3. Sous l’angle des articles 2 et 8 de la Convention, les requérants reprochent à l’État de ne pas avoir adopté les mesures juridiques et réglementaires visant à protéger leur santé et l’environnement, et d’avoir omis de leur fournir des informations concernant la pollution et les risques corrélatifs pour leur santé.

4. Invoquant l’article 13 de la Convention, les requérants soutiennent enfin avoir subi une violation de leur droit à un recours effectif.

L’APPRÉCIATION DE LA COUR

I. SUR LA RECEVABILITé de la requête

5. Le Gouvernement excipe que les requérants n’ont pas dûment épuisé les voies de recours qui leur étaient ouvertes en droit interne, conteste la qualité de victime des requérants et estime que leurs doléances n’ont qu’un caractère général. Le Gouvernement excipe aussi du dépassement du délai de six mois.
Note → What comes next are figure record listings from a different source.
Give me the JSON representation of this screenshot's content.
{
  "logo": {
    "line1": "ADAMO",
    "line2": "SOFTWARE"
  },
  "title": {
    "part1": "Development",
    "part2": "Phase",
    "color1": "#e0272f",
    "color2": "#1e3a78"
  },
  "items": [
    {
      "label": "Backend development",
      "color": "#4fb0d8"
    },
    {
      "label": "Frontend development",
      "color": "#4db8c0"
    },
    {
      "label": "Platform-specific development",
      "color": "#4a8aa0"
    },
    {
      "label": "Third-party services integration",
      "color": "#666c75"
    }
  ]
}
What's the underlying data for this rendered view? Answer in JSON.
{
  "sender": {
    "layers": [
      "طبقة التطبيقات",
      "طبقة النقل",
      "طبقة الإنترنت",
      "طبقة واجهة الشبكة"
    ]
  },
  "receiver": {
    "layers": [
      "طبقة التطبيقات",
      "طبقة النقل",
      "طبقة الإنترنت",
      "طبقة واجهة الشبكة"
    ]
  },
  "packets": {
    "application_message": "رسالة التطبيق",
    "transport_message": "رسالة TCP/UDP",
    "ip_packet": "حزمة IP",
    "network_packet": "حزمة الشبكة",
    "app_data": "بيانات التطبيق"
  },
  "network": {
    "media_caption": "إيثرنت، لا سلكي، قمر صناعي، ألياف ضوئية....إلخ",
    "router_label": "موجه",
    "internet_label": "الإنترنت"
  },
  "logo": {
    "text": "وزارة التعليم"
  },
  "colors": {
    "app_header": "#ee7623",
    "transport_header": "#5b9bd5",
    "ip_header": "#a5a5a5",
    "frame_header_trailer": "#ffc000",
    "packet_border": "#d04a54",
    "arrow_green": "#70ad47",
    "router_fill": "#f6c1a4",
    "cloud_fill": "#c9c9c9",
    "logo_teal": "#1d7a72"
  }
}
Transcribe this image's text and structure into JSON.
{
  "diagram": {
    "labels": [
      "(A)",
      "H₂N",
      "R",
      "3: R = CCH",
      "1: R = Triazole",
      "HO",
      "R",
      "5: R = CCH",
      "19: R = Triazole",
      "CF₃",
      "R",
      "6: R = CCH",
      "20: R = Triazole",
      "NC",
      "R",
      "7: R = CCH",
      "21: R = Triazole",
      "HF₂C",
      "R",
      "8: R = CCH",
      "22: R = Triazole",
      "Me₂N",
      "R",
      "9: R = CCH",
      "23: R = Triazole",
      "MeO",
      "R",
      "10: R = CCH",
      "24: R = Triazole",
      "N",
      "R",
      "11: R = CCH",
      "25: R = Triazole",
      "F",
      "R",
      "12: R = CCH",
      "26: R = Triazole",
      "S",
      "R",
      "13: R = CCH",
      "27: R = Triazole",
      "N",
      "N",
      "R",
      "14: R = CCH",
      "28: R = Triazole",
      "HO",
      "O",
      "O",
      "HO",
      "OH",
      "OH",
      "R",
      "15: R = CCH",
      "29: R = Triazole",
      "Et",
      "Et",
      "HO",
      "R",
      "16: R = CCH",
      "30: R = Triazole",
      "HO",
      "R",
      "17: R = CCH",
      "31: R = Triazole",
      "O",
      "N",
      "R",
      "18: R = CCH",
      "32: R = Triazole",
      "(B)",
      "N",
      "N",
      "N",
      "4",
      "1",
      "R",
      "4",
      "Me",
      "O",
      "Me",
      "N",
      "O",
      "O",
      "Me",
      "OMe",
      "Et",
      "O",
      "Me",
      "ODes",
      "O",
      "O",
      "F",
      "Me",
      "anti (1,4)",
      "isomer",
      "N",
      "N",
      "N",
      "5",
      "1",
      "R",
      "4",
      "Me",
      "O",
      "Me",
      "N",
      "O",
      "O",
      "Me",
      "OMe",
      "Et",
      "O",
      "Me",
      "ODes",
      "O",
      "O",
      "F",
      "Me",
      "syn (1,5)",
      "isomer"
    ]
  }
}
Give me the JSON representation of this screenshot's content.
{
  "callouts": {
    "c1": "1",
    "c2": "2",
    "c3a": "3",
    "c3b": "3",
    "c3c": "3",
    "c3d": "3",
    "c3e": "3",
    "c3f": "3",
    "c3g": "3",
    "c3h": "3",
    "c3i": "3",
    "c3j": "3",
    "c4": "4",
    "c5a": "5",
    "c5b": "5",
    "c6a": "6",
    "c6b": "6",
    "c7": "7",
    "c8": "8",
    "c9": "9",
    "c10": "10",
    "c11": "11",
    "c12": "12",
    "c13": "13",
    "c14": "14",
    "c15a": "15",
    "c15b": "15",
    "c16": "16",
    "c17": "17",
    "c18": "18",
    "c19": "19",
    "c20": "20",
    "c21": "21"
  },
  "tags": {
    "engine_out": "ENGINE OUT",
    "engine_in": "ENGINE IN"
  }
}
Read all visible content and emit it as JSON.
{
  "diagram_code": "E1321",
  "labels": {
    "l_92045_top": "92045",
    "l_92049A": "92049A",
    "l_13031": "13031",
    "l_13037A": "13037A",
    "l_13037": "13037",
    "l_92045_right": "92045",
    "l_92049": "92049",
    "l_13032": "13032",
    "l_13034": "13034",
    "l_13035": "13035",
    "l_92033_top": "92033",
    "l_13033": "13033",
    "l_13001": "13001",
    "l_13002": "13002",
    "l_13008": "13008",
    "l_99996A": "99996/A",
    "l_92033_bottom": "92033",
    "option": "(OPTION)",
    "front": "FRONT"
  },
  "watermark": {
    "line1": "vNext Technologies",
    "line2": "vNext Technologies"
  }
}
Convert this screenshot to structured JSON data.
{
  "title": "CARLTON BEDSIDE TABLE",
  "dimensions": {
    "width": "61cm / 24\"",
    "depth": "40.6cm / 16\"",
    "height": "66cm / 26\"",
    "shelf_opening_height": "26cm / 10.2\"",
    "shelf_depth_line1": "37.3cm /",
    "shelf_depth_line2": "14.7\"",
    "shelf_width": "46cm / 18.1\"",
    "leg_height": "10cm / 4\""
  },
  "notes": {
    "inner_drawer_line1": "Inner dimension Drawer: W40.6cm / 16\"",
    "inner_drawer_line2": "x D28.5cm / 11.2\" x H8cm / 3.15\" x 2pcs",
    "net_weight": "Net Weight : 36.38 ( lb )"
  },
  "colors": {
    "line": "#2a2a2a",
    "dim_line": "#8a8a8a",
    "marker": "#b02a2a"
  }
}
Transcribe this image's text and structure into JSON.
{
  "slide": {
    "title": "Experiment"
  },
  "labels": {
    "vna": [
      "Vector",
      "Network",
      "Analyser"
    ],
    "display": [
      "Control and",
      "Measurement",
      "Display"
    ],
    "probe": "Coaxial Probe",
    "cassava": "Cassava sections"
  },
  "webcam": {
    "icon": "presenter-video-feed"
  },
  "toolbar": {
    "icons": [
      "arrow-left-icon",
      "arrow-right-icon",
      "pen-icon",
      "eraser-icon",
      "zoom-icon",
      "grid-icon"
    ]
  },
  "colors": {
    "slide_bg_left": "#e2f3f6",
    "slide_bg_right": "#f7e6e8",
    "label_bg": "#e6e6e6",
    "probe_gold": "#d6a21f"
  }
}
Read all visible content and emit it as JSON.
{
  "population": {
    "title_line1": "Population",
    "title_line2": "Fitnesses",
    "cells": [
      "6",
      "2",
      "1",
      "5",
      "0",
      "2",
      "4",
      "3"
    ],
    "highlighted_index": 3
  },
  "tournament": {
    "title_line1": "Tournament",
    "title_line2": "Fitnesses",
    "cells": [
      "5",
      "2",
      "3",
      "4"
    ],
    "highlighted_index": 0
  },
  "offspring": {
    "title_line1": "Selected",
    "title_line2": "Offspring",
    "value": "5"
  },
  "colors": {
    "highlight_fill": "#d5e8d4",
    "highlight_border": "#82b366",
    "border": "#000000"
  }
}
6. La Cour remarque que les arguments du Gouvernement sont les mêmes que ceux soulevés dans le cadre de l’affaire Cordella (précitée, §§ 110-113), dans laquelle la Cour avait rejeté ces exceptions. Dans le cas d’espèce, la Cour ne décèle aucun argument propre à la convaincre de parvenir à une conclusion différente et estime donc qu’il y a lieu de rejeter ces exceptions (voir Cordella, précité, §§ 121-127).

7. La Cour note que les griefs des requérants doivent être analysés uniquement sous l’angle du droit des requérants au respect de leur vie privée, garanti par l’article 8 de la Convention (Radomilja et autres c. Croatie [GC], nos 37685/10 et 22768/12, 20 mars 2018).

8. Elle constate aussi que cette requête n’est pas manifestement mal fondée ni irrecevable pour un autre motif visé à l’article 35 de la Convention, la Cour la déclare recevable.

II. SUR LA VIOLATION ALLÉGUÉE DES ARTICLES 8 ET 13 DE LA CONVENTION

9. Les principes généraux concernant des atteintes à l’environnement pouvant affecter le bien-être des personnes ont été résumés dans l’arrêt Cordella (précité, §§ 157-160).

10. Dans cet arrêt de principe, la Cour a conclu que la gestion de la part des autorités nationales des questions environnementales tenant à l’activité de production de la société Ilva de Tarente était dans l’impasse. Elle a constaté aussi la prolongation d’une situation de pollution environnementale mettant en danger la santé des requérants et, plus généralement, celle de l’ensemble de la population résidant dans les zones à risque.

11. De plus, la Cour a considéré que les autorités nationales avaient omis de prendre toutes les mesures nécessaires pour assurer la protection effective du droit des intéressés au respect de leur vie privée et que le juste équilibre à ménager entre, d’une part, l’intérêt des requérants de ne pas subir des atteintes graves à l’environnement pouvant affecter leur bien-être et leur vie privée et, d’autre part, l’intérêt de la société dans son ensemble n’avait pas été respecté. Ainsi, la Cour avait conclu que l’article 8 de la Convention avait été violé.

12. La Cour a aussi considéré qu’aucune démarche de nature pénale, civile ou administrative ne saurait répondre à l’objectif des personnes intéressées d’obtenir l’assainissement de la zone touchée et que l’article 13 de la Convention avait été également méconnu.

13. Venant au cas d’espèce, après examen de l’ensemble des éléments qui lui ont été soumis, la Cour ne décèle aucun fait ou argument propre à la convaincre de parvenir à une conclusion différente quant au bien-fondé des griefs des requérants.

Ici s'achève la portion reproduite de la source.